Its a shame but there are a lot of moms out there who don't know how to raise a boy into a man... they only know how to feed and clothe a boy until that boy starts getting a paycheque and then he marries a stranger and has no idea what to do
Well, and it's not just the mamma's! I know, for instance, that with my boys sometimes I cringe at the things my H has said - and this was in the past before all this M stuff started. For example, S16 is a big sports guy. H would coach his teams. H would complain about everything being the ref's fault if they lost. Now, I hate bad ref calls too, but I hated him blaming the refs for a loss. What about personal responsibility? Refs are always going to be the human element in the game, for sure. I just didn't care for the bigger lesson I felt H was exhibiting and it definitely shows right now: When your life is not what you want it to be, look for someone else to blame!
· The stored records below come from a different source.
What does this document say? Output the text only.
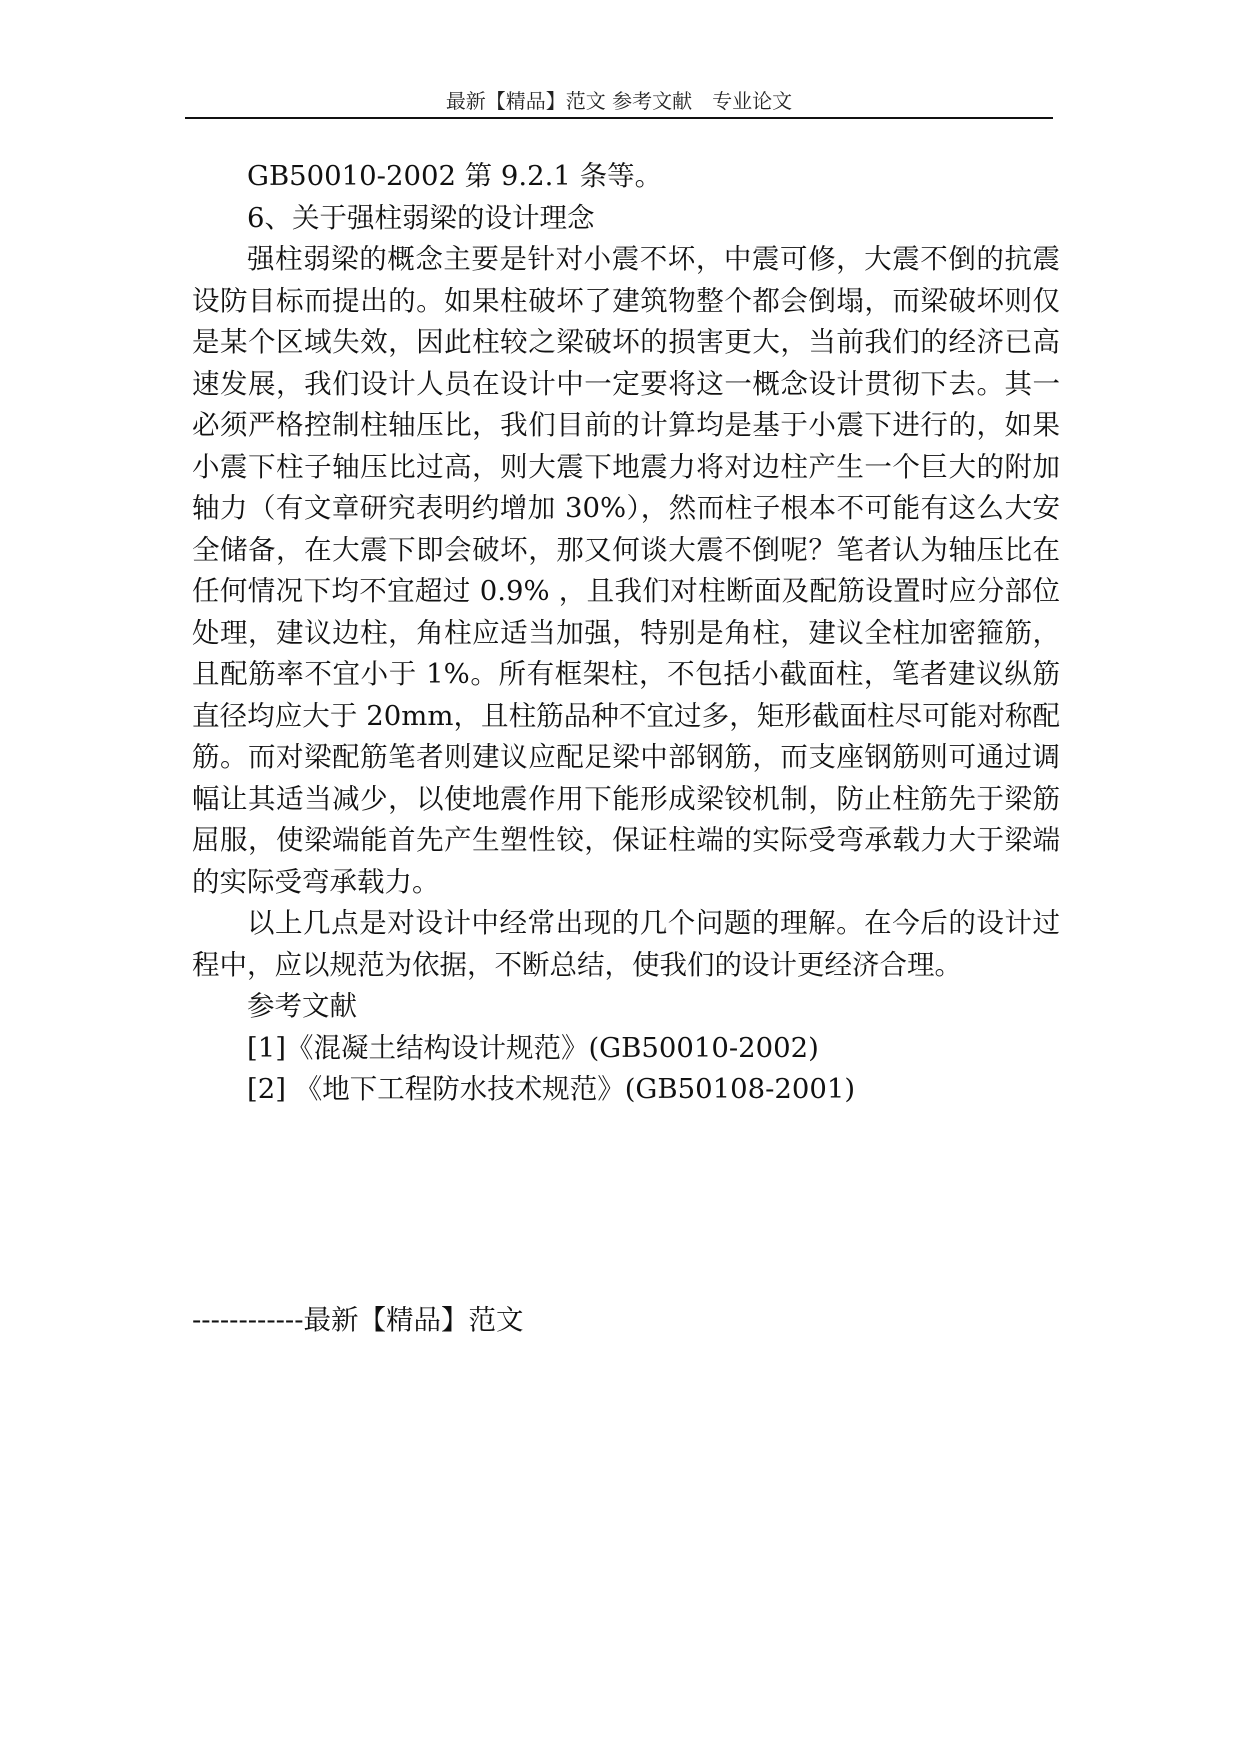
最新【精品】范文 参考文献　专业论文

GB50010-2002 第 9.2.1 条等。

6、关于强柱弱梁的设计理念

强柱弱梁的概念主要是针对小震不坏，中震可修，大震不倒的抗震设防目标而提出的。如果柱破坏了建筑物整个都会倒塌，而梁破坏则仅是某个区域失效，因此柱较之梁破坏的损害更大，当前我们的经济已高速发展，我们设计人员在设计中一定要将这一概念设计贯彻下去。其一必须严格控制柱轴压比，我们目前的计算均是基于小震下进行的，如果小震下柱子轴压比过高，则大震下地震力将对边柱产生一个巨大的附加轴力（有文章研究表明约增加 30%），然而柱子根本不可能有这么大安全储备，在大震下即会破坏，那又何谈大震不倒呢？笔者认为轴压比在任何情况下均不宜超过 0.9% ，且我们对柱断面及配筋设置时应分部位处理，建议边柱，角柱应适当加强，特别是角柱，建议全柱加密箍筋，且配筋率不宜小于 1%。所有框架柱，不包括小截面柱，笔者建议纵筋直径均应大于 20mm，且柱筋品种不宜过多，矩形截面柱尽可能对称配筋。而对梁配筋笔者则建议应配足梁中部钢筋，而支座钢筋则可通过调幅让其适当减少，以使地震作用下能形成梁铰机制，防止柱筋先于梁筋屈服，使梁端能首先产生塑性铰，保证柱端的实际受弯承载力大于梁端的实际受弯承载力。

以上几点是对设计中经常出现的几个问题的理解。在今后的设计过程中，应以规范为依据，不断总结，使我们的设计更经济合理。

参考文献

[1]《混凝土结构设计规范》(GB50010-2002)

[2] 《地下工程防水技术规范》(GB50108-2001)

------------最新【精品】范文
Anyway, I think sometimes moms try to overcompensate with their boys because the Dads aren't what they are supposed to be or sometimes, not around at all. I have always tried to be careful to not undermine H or his authority as Dad, but teach my children the right things. This is the part I hate most of all with our sitch right now and what H is modeling to his boys: I feel I have to do damage control the best I can and it pisses me off that H isn't man enough to do the right job himself! I think about my brother - my uncle - my father: all GREAT men who would never dream of doing these things to their families... It's just a da*n shame I married someone so unlike these other great men in my life.